Photo followed photo until an immature bald eagle swooped at the osprey, flushed it, and both birds disappeared behind large groups of trees. It wasn’t long before the osprey returned to the tree –


There it perched preening, and preening, and preening some more –


When it finally finished preening it took off and headed down the lake –



The next morning H and I returned to the lake with a better camera and a longer lens. Unfortunately the weather didn’t cooperate: the sky was a uniform gray and there was a bit of haze/fog
closer to the ground.

We’d driven along the lake, then turned around and headed back the same way when, out in the lake, an osprey dove on a fish. The osprey was followed by an immature bald eagle that broke off the chase before the osprey landed on the same limb of the same tree that held an osprey the day before – was it the same bird?
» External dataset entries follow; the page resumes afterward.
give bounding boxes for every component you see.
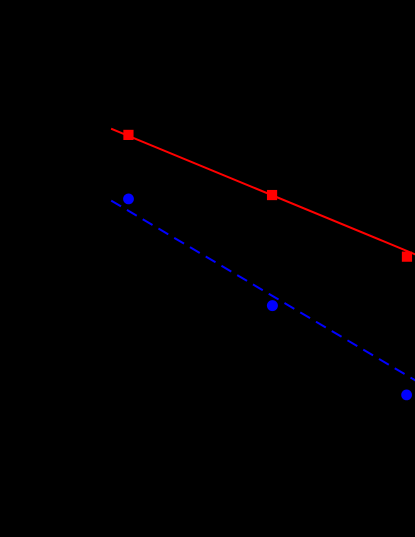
blue circle marker 2	[267, 300, 278, 311]
blue circle marker 3	[401, 390, 412, 401]
red square marker 2	[267, 190, 277, 200]
red square marker 3	[402, 252, 412, 262]
blue circle marker 1	[123, 194, 134, 205]
red fit line (solid)	[111, 129, 415, 255]
blue fit line (dashed)	[111, 201, 415, 382]
red square marker 1	[123, 130, 133, 140]
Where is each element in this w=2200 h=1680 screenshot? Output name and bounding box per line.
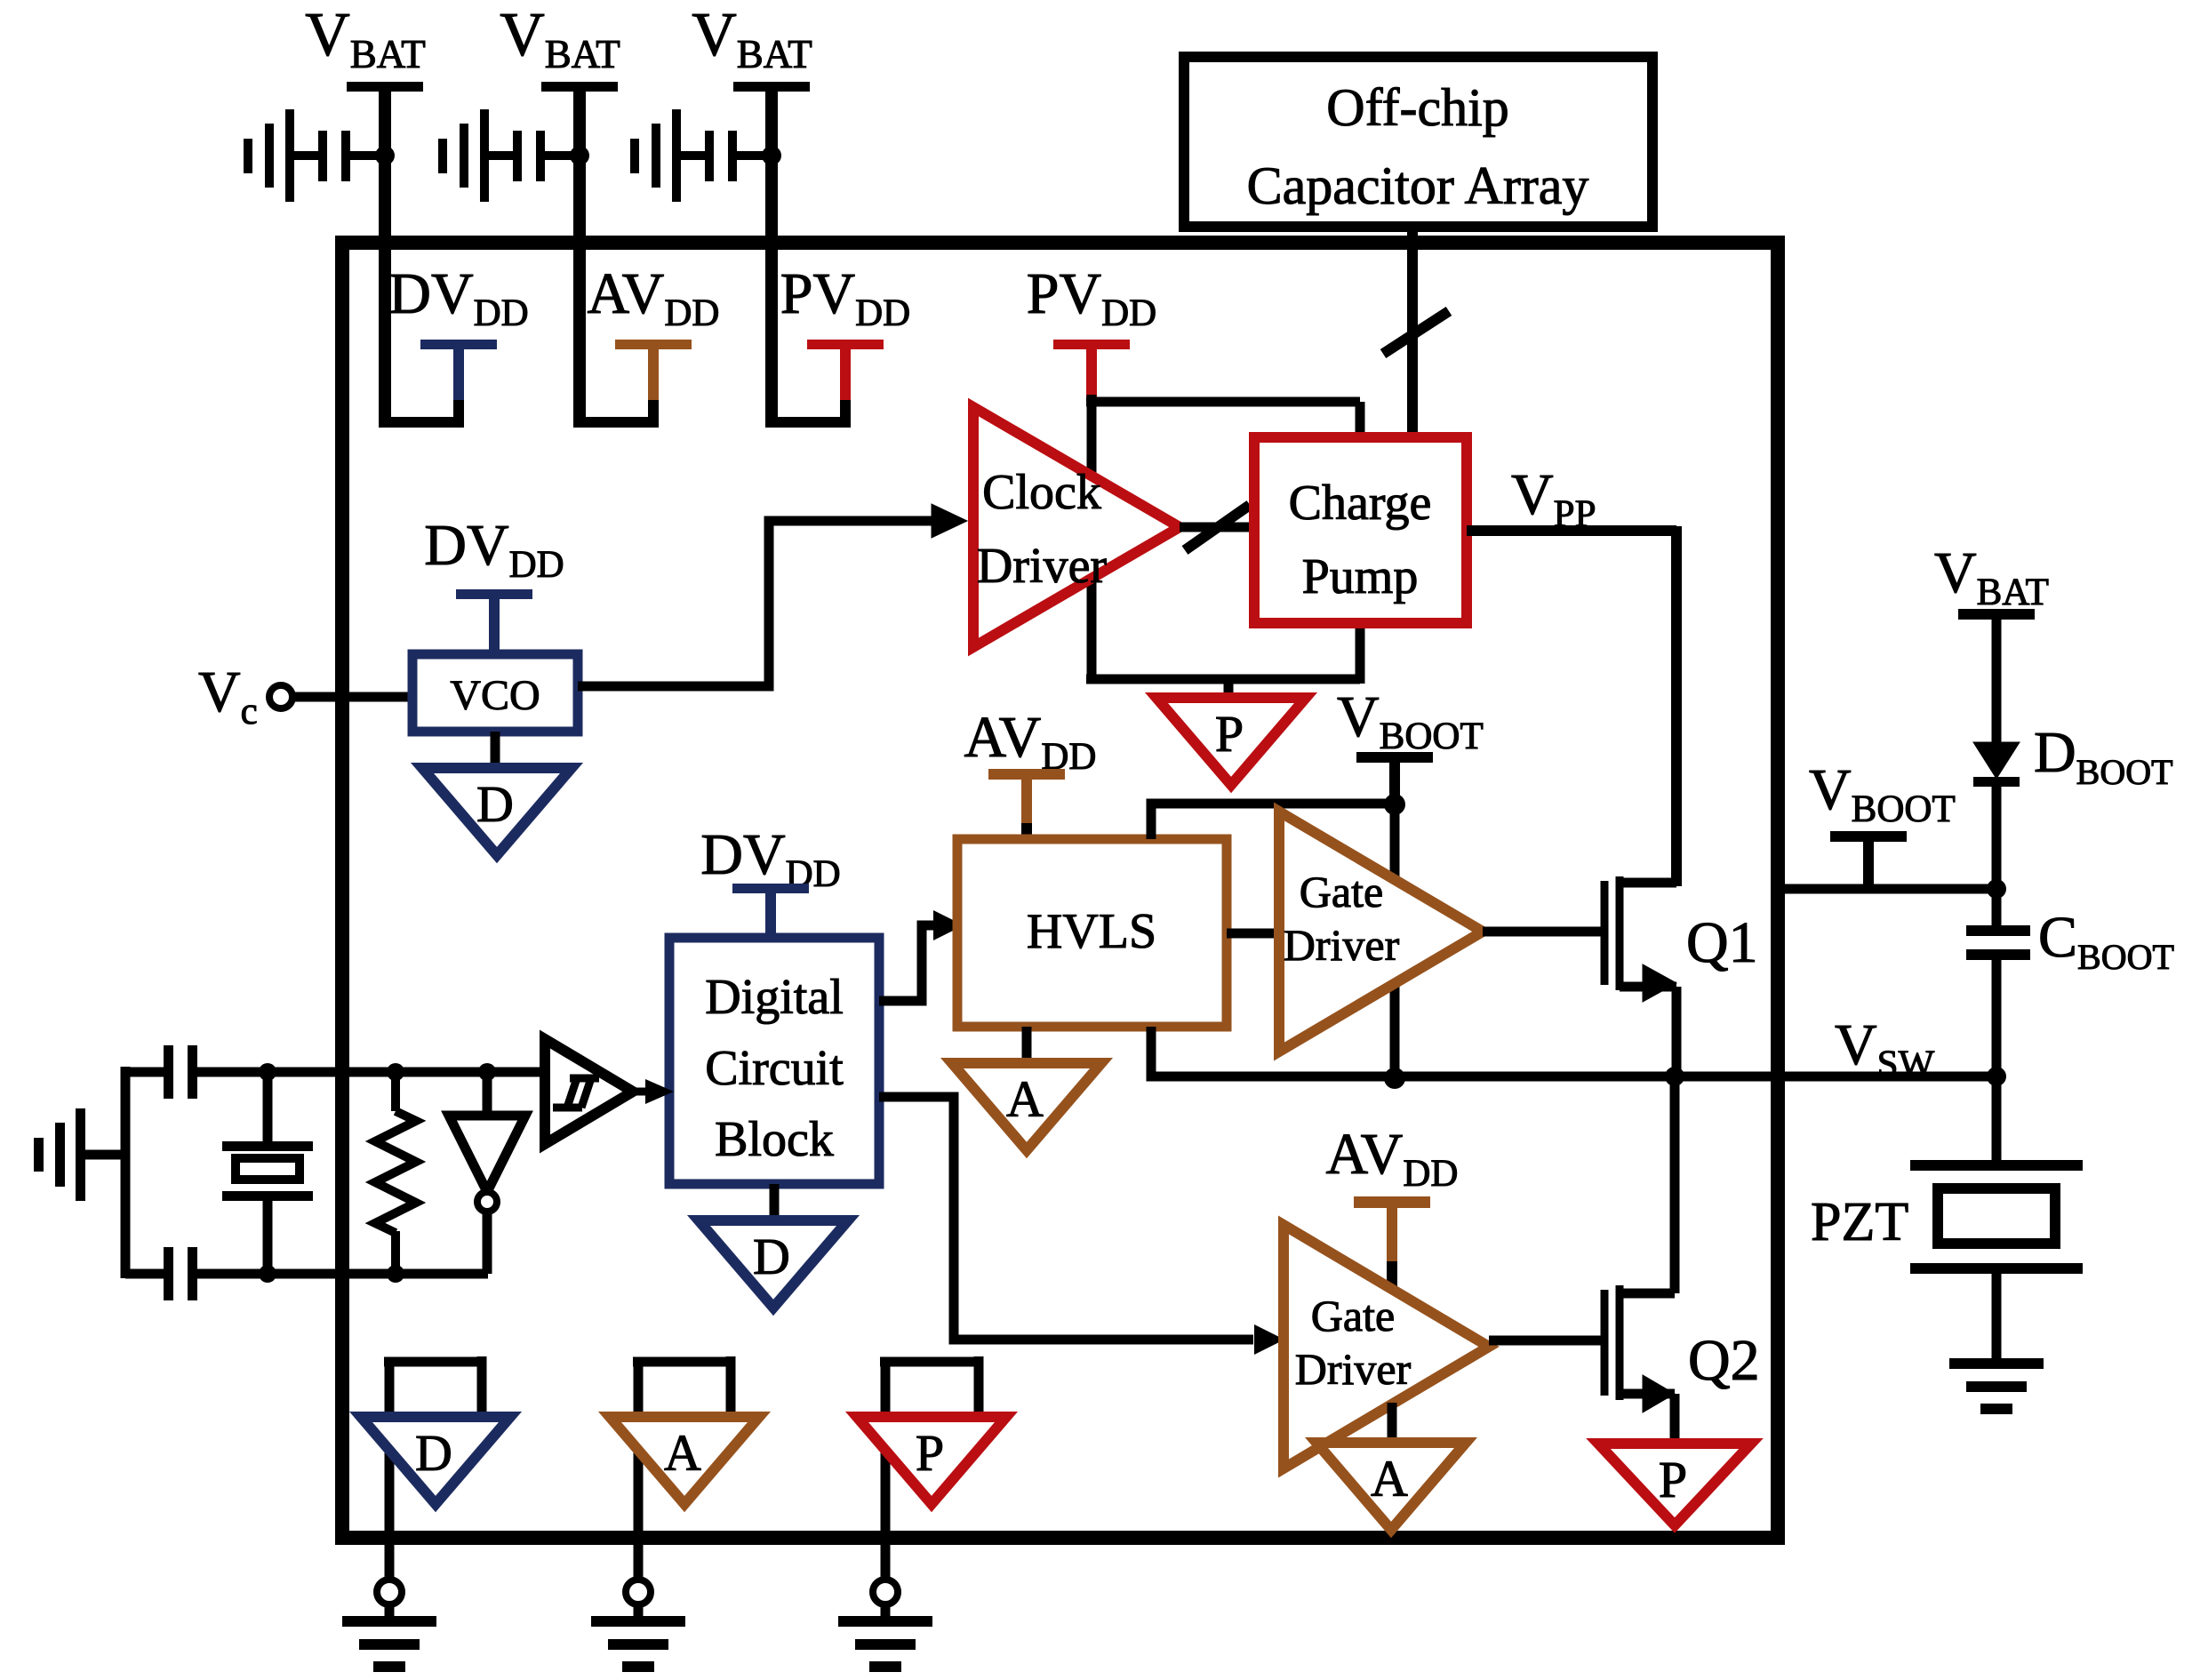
svg-text:Pump: Pump (1302, 549, 1419, 604)
wire gate driver 1 output (1483, 927, 1601, 937)
label VSW (1835, 1012, 1935, 1085)
svg-text:P: P (916, 1424, 944, 1482)
net V_BAT label 2 (500, 1, 620, 92)
svg-text:AVDD: AVDD (964, 705, 1097, 778)
wire HVLS top to VBOOT node (1151, 804, 1395, 839)
svg-text:Digital: Digital (705, 970, 844, 1025)
wire PVDD to charge pump loop (1086, 395, 1360, 684)
wire digital ground stem (770, 1184, 780, 1224)
pad A (626, 1545, 651, 1621)
ground P (charge pump) (1156, 698, 1306, 785)
ground D (pin) (361, 1417, 510, 1504)
supply symbol DVDD (420, 340, 497, 400)
bus slash on off-chip wire (1383, 311, 1449, 354)
wire V_BAT stem 2 (573, 86, 586, 422)
svg-text:PZT: PZT (1811, 1192, 1908, 1252)
capacitor C2 (bottom) (164, 1247, 197, 1300)
arrowhead into digital block (631, 1079, 674, 1104)
battery B1 (244, 109, 385, 202)
ground A (HVLS) (952, 1063, 1101, 1150)
earth ground (P) (838, 1616, 932, 1672)
transistor Q2 (1604, 1076, 1675, 1447)
svg-text:Capacitor Array: Capacitor Array (1247, 156, 1589, 215)
earth ground (D) (342, 1616, 436, 1672)
junction dot battery 1 (375, 146, 395, 165)
svg-text:A: A (1371, 1450, 1408, 1508)
wire crystal bracket (125, 1067, 165, 1278)
svg-text:D: D (415, 1424, 452, 1482)
svg-text:Gate: Gate (1300, 867, 1383, 916)
net V_BAT label 3 (692, 1, 812, 92)
ground D (VCO) (422, 768, 572, 855)
gate driver U9 (1284, 1225, 1489, 1468)
ground D (digital) (699, 1220, 848, 1308)
label PVDD (780, 261, 910, 334)
ground pin hook P (880, 1356, 979, 1538)
svg-text:A: A (664, 1424, 701, 1482)
capacitor CBOOT (1966, 889, 2030, 1076)
supply symbol AVDD (615, 340, 692, 400)
wire crystal top rail (197, 1068, 544, 1077)
junction dot VBOOT top (1384, 794, 1405, 815)
schmitt trigger U6 (545, 1039, 633, 1144)
label CBOOT (2038, 905, 2174, 977)
pin hook DVDD (379, 395, 459, 428)
junction dot VBOOT-CBOOT (1987, 879, 2006, 899)
svg-text:Q1: Q1 (1686, 910, 1758, 975)
wire VCO ground stem (491, 732, 500, 772)
svg-text:PVDD: PVDD (780, 261, 910, 334)
earth ground (PZT) (1949, 1358, 2044, 1414)
label DVDD (388, 261, 528, 334)
pin hook AVDD (573, 395, 653, 428)
label DBOOT (2034, 720, 2173, 792)
battery B2 (438, 109, 580, 202)
label PZT (1811, 1192, 1908, 1252)
svg-text:Charge: Charge (1289, 476, 1432, 531)
wire VCO output (578, 521, 935, 686)
junction dot battery 2 (570, 146, 589, 165)
wire crystal bottom rail (197, 1269, 488, 1279)
svg-text:Gate: Gate (1311, 1291, 1395, 1340)
inverter U5 (449, 1072, 525, 1274)
off-chip capacitor array box (1184, 57, 1652, 227)
svg-text:PVDD: PVDD (1027, 261, 1156, 334)
wire VSW to PZT (1992, 1076, 2002, 1165)
label VBAT right (1934, 540, 2049, 613)
wire VBOOT vertical (1390, 804, 1400, 1078)
ground pin hook A (633, 1356, 731, 1538)
arrowhead into gate driver 2 (1254, 1324, 1284, 1355)
svg-text:VCO: VCO (450, 672, 540, 719)
label AVDD hvls (964, 705, 1097, 778)
label AVDD gate driver 2 (1326, 1122, 1459, 1195)
ground P (Q2) (1598, 1444, 1751, 1525)
wire crystal ground (85, 1150, 130, 1160)
clock driver U2 (973, 407, 1180, 647)
svg-text:Driver: Driver (1284, 920, 1400, 970)
supply symbol DVDD digital (732, 884, 809, 938)
digital circuit block U4 (669, 938, 879, 1184)
piezo PZT (1910, 1160, 2083, 1362)
wire stub to P ground (1224, 679, 1234, 702)
wire VBOOT right (1785, 884, 1996, 894)
svg-text:Driver: Driver (977, 539, 1108, 594)
supply symbol AVDD gate driver 2 (1354, 1196, 1430, 1289)
svg-text:VBAT: VBAT (305, 1, 426, 76)
svg-text:D: D (753, 1228, 790, 1285)
resistor R1 (375, 1072, 416, 1274)
supply symbol VBAT right (1958, 609, 2035, 745)
capacitor C1 (top) (164, 1045, 197, 1099)
pad D (377, 1545, 402, 1621)
svg-text:P: P (1215, 705, 1244, 763)
supply symbol DVDD vco (456, 589, 532, 654)
label AVDD (588, 261, 720, 334)
svg-text:A: A (1006, 1070, 1044, 1128)
junction dot Q1 source VSW (1665, 1067, 1684, 1086)
VCO U1 (412, 654, 578, 732)
wire digital to HVLS (879, 925, 933, 1001)
junction dot VSW-CBOOT (1987, 1067, 2006, 1086)
junction dot battery 3 (762, 146, 781, 165)
wire gate driver 2 ground stem (1388, 1403, 1397, 1446)
svg-text:VBOOT: VBOOT (1809, 757, 1956, 830)
earth ground (crystal) (34, 1108, 85, 1201)
earth ground (A) (591, 1616, 685, 1672)
svg-text:AVDD: AVDD (588, 261, 720, 334)
wire off-chip array to charge pump (1407, 227, 1418, 441)
bus slash clock output (1185, 505, 1250, 550)
wire digital to gate driver 2 (879, 1097, 1253, 1340)
wire HVLS output (1227, 929, 1279, 939)
charge pump U3 (1254, 437, 1467, 623)
pad P (873, 1545, 898, 1621)
svg-text:VBAT: VBAT (500, 1, 620, 76)
ground A (gate driver 2) (1316, 1443, 1466, 1530)
svg-text:Clock: Clock (982, 465, 1101, 520)
gate driver U8 (1279, 812, 1483, 1052)
svg-text:Circuit: Circuit (705, 1041, 844, 1096)
label DVDD digital (700, 822, 840, 895)
svg-text:DBOOT: DBOOT (2034, 720, 2173, 792)
arrowhead into clock driver (932, 504, 967, 538)
svg-text:DVDD: DVDD (388, 261, 528, 334)
chip boundary (342, 243, 1778, 1538)
net V_BAT label 1 (305, 1, 426, 92)
supply symbol VBOOT right (1830, 831, 1907, 889)
label VPP (1511, 462, 1596, 535)
battery B3 (630, 109, 772, 202)
wire clock driver output (1180, 523, 1258, 532)
svg-text:Block: Block (715, 1112, 834, 1167)
svg-text:DVDD: DVDD (424, 513, 564, 586)
svg-text:Q2: Q2 (1688, 1328, 1760, 1393)
svg-text:HVLS: HVLS (1027, 904, 1156, 959)
label VBOOT internal (1337, 684, 1484, 757)
ground pin hook D (384, 1356, 482, 1538)
svg-text:Driver: Driver (1295, 1344, 1412, 1394)
supply symbol VBOOT internal (1356, 752, 1433, 804)
pin hook PVDD (765, 395, 845, 428)
ground P (pin) (857, 1417, 1006, 1504)
svg-text:VBAT: VBAT (692, 1, 812, 76)
wire HVLS ground stem (1022, 1027, 1032, 1067)
label PVDD clock (1027, 261, 1156, 334)
wire VSW rail (1151, 1027, 1996, 1076)
junction dot VSW-VBOOT (1384, 1068, 1405, 1089)
crystal X1 (222, 1072, 313, 1274)
svg-text:P: P (1659, 1451, 1687, 1508)
svg-text:VPP: VPP (1511, 462, 1596, 535)
ground A (pin) (610, 1417, 759, 1504)
svg-text:Vc: Vc (198, 660, 258, 732)
svg-text:CBOOT: CBOOT (2038, 905, 2174, 977)
wire gate driver 2 output (1489, 1336, 1601, 1346)
supply symbol PVDD clock (1053, 340, 1130, 400)
label Q2 (1688, 1328, 1760, 1393)
label Q1 (1686, 910, 1758, 975)
arrowhead into HVLS (933, 910, 964, 940)
svg-text:VSW: VSW (1835, 1012, 1935, 1085)
label Vc (198, 660, 258, 732)
svg-text:AVDD: AVDD (1326, 1122, 1459, 1195)
transistor Q1 (1604, 876, 1676, 1076)
wire V_BAT stem 3 (765, 86, 778, 422)
svg-text:VBAT: VBAT (1934, 540, 2049, 613)
wire V_BAT stem 1 (379, 86, 391, 422)
supply symbol AVDD hvls (988, 769, 1065, 839)
svg-text:VBOOT: VBOOT (1337, 684, 1484, 757)
junction dots crystal (259, 1063, 496, 1283)
wire VPP (1467, 526, 1676, 886)
supply symbol PVDD (807, 340, 884, 400)
svg-text:Off-chip: Off-chip (1326, 78, 1509, 137)
label DVDD vco (424, 513, 564, 586)
label VBOOT right (1809, 757, 1956, 830)
wire Vc input (292, 692, 412, 702)
HVLS U7 (957, 839, 1227, 1027)
svg-text:D: D (476, 775, 514, 833)
pad Vc (269, 685, 292, 708)
diode DBOOT (1973, 742, 2020, 889)
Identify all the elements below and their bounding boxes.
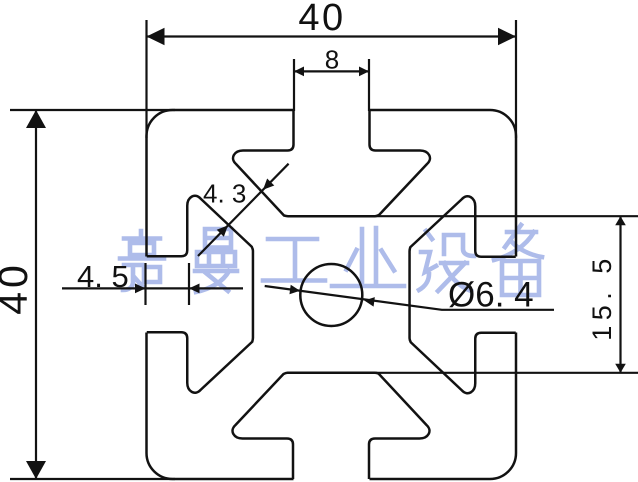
dim 4.5: left extension tick xyxy=(144,263,146,305)
watermark char 备 xyxy=(494,225,542,295)
dim 4.5: right extension tick xyxy=(188,263,190,305)
T-slot top xyxy=(233,110,430,216)
dim 40 left: dimension line xyxy=(35,110,37,479)
dim 40 left: bottom arrow xyxy=(26,461,46,479)
watermark char 业 xyxy=(332,228,404,286)
dim 4.5: left arrow xyxy=(135,284,146,294)
T-slot bottom xyxy=(233,373,430,479)
dim 15.5: top arrow xyxy=(615,216,626,225)
dim dia 6.4: right arrow xyxy=(364,296,375,307)
T-slot left xyxy=(147,196,253,393)
dim 4.5: dimension line xyxy=(62,287,243,289)
dim 40 left: bottom extension line xyxy=(10,478,175,480)
dim 40 top: right arrow xyxy=(498,28,516,45)
dim 15.5: bottom arrow xyxy=(615,364,626,373)
dim 8: left extension line xyxy=(293,59,295,111)
svg-text:4. 3: 4. 3 xyxy=(203,179,246,209)
dim 40 top: right extension line xyxy=(515,20,517,138)
dim dia 6.4: left arrow xyxy=(289,285,300,296)
dim 8: left arrow xyxy=(294,67,304,77)
dim 8: dimension line xyxy=(294,70,369,72)
dim 40 left: top extension line xyxy=(10,109,175,111)
watermark char 工 xyxy=(263,239,325,281)
dim 40 left: top arrow xyxy=(26,110,46,128)
profile outer contour xyxy=(147,110,517,479)
dim 4.3: lower arrow xyxy=(217,222,232,237)
dim 8: right extension line xyxy=(368,59,370,111)
dim 40 top: left extension line xyxy=(145,20,147,138)
dim 4.5: right arrow xyxy=(189,284,200,294)
svg-text:8: 8 xyxy=(325,45,339,75)
watermark char 设 xyxy=(419,231,474,291)
dim 40 top: left arrow xyxy=(147,28,165,45)
dim dia 6.4: leader line xyxy=(265,286,554,310)
svg-text:4. 5: 4. 5 xyxy=(77,259,129,294)
center hole circle Ø6.4 xyxy=(300,264,362,326)
watermark char 嘉 xyxy=(120,231,164,290)
watermark char 曼 xyxy=(195,229,237,292)
dim 40 top: dimension line xyxy=(147,35,517,37)
svg-text:40: 40 xyxy=(298,0,345,39)
dim 15.5: top extension line xyxy=(374,215,638,217)
dim 4.3: upper arrow xyxy=(259,178,274,193)
dim 15.5: dimension line xyxy=(619,216,621,373)
dim 15.5: bottom extension line xyxy=(374,372,638,374)
svg-text:15. 5: 15. 5 xyxy=(587,253,617,341)
T-slot right xyxy=(410,196,516,393)
dim 4.3: dimension line xyxy=(198,164,289,256)
svg-text:40: 40 xyxy=(0,261,36,315)
dim 8: right arrow xyxy=(359,67,369,77)
svg-text:Ø6. 4: Ø6. 4 xyxy=(448,276,534,315)
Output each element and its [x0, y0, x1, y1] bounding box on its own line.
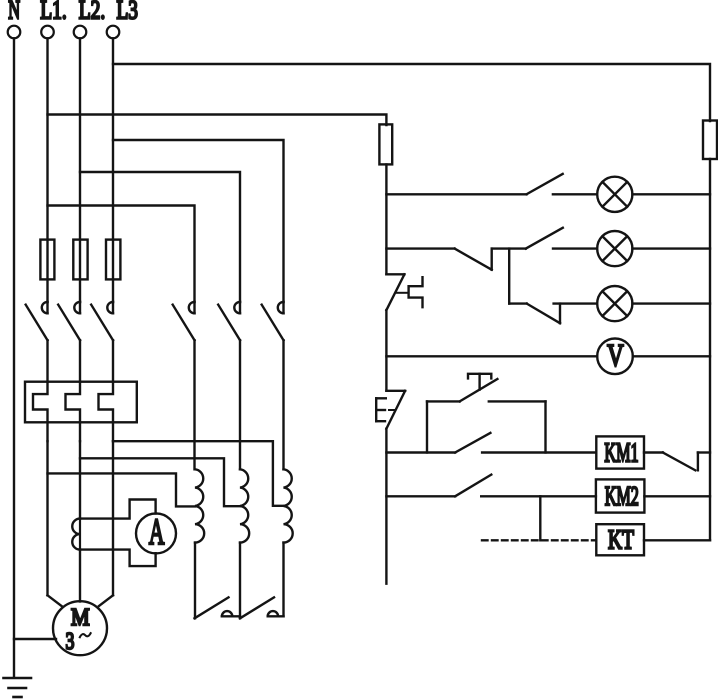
- wire ammeter top loop: [80, 500, 156, 519]
- terminal L1: [41, 26, 54, 39]
- svg-text:KM2: KM2: [605, 481, 639, 511]
- contact QF pole 1: [26, 302, 48, 382]
- contact KM1 self-hold NO: [455, 433, 490, 453]
- coil KM2: [596, 479, 645, 512]
- lamp HL3: [597, 286, 632, 321]
- wire right control rail: [709, 159, 711, 540]
- wire L1 vertical: [46, 38, 48, 302]
- fuse FU2: [73, 240, 87, 280]
- svg-text:KT: KT: [608, 525, 634, 555]
- motor M 3~: [53, 601, 107, 655]
- contact KM2 pole 2: [218, 302, 240, 469]
- star contact 2: [240, 597, 284, 618]
- svg-text:A: A: [149, 511, 165, 552]
- wire L1 motor entry diagonal: [48, 595, 62, 606]
- wire L2 vertical: [79, 38, 81, 302]
- wire link KM2 rung to KT rung: [539, 496, 541, 540]
- FR heater phase 2: [66, 382, 81, 442]
- autotransformer coil 3: [284, 469, 293, 542]
- wire tap L2 to coil 2: [80, 458, 240, 506]
- svg-text:M: M: [71, 604, 90, 631]
- coil KM1: [596, 436, 644, 468]
- node L1 label: [40, 0, 67, 24]
- wire L2 down to motor: [79, 550, 81, 602]
- svg-text:KM1: KM1: [604, 437, 638, 467]
- contact QF pole 2: [58, 302, 80, 382]
- switch contact lamp 1: [527, 174, 563, 194]
- wire N vertical: [13, 38, 15, 676]
- node L3 label: [117, 0, 138, 24]
- switch contact lamp 3 closed blade: [527, 304, 560, 324]
- start button SB branch: [427, 374, 546, 402]
- lamp rung 1 wires: [386, 193, 526, 195]
- node L2 label: [79, 0, 106, 24]
- fuse FU4 control left: [379, 124, 392, 164]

In its talons the osprey had a fish –


Instead of feeding the osprey looked around nervously –



In a few moments the eagle returned, dove at the osprey and the chase was on – the twists and turns, zigs and zags were too rapid for my aging reflexes to follow. After a couple of go-rounds the osprey disappeared behind a grove of trees and the eagle headed across the lake –



The the eagle's plumage revealed that the immature eagle had almost certainly been hatched this year and had only been on its own for a few weeks – no wonder it was in search of an easy meal.